Last night we attended the AISC Diwali celebration. Diwali, the festival of light, is not until next Saturday, but if the school party was held then it would be like holding it on Christmas Day. So we took part in Indian dancing, Indian food and Indian fireworks last night.

The Indian dancing was fine, a large ciricle of school kids, parents and teachers doing the same 4 moves for 45+ minutes. Two steps forward, two steps back, two steps forward, spin. Katherine kept it going for over half an hour, I did a lap, and Jonathon and I paired up for a round. The rest of my crew must have been in a trance after 10 minutes of watching the circle go round and round (spin, two steps forward, two steps back...) and round and round again. They didn't move, they didn't join, but they didn't leave either.

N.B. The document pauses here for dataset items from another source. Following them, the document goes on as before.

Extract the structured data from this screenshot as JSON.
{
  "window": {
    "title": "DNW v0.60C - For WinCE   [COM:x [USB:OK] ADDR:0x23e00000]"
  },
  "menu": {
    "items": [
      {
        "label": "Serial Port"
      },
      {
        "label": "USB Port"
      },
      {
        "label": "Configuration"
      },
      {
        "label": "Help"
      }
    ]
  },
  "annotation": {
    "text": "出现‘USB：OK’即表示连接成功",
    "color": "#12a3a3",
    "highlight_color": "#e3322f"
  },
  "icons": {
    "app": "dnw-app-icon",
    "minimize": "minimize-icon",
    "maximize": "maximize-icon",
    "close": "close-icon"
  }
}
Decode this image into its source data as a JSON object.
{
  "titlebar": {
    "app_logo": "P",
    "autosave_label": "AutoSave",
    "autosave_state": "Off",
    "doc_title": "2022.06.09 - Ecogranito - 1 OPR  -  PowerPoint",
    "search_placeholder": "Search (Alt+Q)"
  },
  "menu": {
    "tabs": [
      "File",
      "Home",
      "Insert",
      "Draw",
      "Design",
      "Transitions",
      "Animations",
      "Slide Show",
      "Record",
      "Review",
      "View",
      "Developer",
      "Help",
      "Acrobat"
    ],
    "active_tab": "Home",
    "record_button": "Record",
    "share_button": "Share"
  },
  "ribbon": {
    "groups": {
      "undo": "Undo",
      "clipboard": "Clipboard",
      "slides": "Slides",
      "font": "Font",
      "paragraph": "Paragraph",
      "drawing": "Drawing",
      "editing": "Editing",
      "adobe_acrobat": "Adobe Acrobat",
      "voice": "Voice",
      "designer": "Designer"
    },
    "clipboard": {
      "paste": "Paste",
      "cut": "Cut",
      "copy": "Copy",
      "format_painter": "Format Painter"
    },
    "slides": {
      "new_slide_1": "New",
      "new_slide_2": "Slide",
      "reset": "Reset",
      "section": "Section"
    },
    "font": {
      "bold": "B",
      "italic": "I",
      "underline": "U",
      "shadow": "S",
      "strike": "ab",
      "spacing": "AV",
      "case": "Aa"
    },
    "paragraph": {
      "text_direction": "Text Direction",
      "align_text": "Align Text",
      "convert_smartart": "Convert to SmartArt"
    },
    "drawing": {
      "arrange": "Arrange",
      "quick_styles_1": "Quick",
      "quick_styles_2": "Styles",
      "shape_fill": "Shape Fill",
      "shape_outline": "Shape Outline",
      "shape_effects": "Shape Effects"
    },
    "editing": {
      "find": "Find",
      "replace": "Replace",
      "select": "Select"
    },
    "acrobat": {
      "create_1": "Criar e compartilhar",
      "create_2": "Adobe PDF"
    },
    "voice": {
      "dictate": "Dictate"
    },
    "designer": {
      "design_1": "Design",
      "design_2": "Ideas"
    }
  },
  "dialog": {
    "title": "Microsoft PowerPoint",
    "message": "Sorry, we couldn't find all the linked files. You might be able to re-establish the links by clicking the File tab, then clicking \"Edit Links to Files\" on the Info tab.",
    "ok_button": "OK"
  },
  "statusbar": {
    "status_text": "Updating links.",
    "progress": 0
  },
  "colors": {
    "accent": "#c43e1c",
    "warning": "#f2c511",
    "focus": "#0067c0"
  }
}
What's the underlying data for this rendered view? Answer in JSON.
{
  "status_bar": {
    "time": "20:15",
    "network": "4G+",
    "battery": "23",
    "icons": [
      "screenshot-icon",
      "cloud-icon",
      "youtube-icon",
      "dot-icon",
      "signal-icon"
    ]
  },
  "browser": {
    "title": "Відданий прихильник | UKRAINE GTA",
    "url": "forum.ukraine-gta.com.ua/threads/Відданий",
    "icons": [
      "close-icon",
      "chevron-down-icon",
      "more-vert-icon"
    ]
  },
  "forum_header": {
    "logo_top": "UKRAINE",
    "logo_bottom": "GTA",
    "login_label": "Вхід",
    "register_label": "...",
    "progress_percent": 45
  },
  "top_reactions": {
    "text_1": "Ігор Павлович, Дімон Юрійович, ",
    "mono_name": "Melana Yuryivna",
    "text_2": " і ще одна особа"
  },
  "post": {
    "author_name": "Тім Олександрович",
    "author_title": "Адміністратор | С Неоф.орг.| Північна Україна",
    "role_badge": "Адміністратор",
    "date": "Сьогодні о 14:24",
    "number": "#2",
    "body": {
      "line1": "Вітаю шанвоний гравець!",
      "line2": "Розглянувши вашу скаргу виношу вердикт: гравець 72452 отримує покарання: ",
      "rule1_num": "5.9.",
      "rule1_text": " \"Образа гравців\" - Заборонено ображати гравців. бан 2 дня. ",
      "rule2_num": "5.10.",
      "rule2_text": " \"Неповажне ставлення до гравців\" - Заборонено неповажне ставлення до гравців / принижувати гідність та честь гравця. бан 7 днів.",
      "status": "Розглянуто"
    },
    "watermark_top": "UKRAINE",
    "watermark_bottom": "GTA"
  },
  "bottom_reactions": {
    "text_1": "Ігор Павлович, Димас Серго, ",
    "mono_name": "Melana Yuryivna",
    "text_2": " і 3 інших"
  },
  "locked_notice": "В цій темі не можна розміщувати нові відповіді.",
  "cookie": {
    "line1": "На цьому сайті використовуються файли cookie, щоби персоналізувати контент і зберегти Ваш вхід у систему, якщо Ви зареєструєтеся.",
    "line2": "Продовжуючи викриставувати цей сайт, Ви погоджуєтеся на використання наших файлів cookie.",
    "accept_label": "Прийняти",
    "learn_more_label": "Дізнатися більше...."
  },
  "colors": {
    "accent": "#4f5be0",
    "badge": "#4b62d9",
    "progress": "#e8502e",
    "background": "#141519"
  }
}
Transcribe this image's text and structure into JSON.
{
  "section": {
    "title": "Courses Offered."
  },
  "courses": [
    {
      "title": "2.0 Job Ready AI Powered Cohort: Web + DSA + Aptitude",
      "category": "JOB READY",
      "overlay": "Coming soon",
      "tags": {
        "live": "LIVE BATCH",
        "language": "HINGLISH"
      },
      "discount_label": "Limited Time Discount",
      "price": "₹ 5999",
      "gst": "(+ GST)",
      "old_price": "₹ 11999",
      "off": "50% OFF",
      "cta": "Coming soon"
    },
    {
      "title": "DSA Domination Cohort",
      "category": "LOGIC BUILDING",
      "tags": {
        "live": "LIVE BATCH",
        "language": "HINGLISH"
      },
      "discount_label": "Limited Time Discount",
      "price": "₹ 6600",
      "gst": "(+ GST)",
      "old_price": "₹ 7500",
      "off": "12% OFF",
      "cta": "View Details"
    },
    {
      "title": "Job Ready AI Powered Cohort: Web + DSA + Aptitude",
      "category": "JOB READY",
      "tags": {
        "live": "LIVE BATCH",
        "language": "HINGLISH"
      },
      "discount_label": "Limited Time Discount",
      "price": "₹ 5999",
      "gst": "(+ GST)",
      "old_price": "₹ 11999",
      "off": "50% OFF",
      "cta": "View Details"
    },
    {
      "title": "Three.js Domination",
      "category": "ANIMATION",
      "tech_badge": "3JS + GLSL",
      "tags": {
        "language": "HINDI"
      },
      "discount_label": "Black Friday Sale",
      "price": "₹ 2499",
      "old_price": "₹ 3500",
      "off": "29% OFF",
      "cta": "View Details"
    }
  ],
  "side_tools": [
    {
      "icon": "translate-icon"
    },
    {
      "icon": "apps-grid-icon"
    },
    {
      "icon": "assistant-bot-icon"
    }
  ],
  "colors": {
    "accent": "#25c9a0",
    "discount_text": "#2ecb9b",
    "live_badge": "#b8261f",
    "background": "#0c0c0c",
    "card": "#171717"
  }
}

The Indian food was palatable. Actually quite nondescript, which is strange for this area of the world. Nicholas was steadfast in his search for noodles and we eventually found which pot they were in, a cheesy gooey noodle and vegetable combination. Ian's only question was where the meat was. Typical for India, we were offered and ate pure Veg.
The fireworks were last on the schedule. The school soccer field is a good size, but there aren't the same, uh, safety guidelines here as we're accustomed to. The brisk breeze and heavy smoke from the fireworks resulted in a sometimes thick layer of ash landing on the spectators. Several of the canisters misfired, sending a wave of fiery sparks all over the field. It was exciting!
When we weren't being entertained, the kids ran free and we people-watched. I know the girls felt let down, I hadn't bought then holiday sarees and all their friends were dressed up in silks and linens, sarees and tunics, scarves (dupatta), glitter and gold. Next year I won't have any excuse. If I'd only found a tailor and had their outfits made, though we've agreed that first they'll get a tunic and pants (aka salwar kameez). A full saree will come much later.
Katherine hung around with her friends, wandering the playground and field, giggling about this and that. Jonathon preferred to stay at the playground while Nicholas ran around with his friends, Sean and Jack, playing tag. Rebecca, for whatever reason, spent a good part of her time with us. Though Ian and I don't often mix with the other consulate families at these functions, I know that I felt quite content just being in the mix with waves of kids and flurries of activites all around. It helped that the weather was gorgeous and sitting on bleachers watching the world go by was nothing short of relaxing. Yes, it's good to be in India.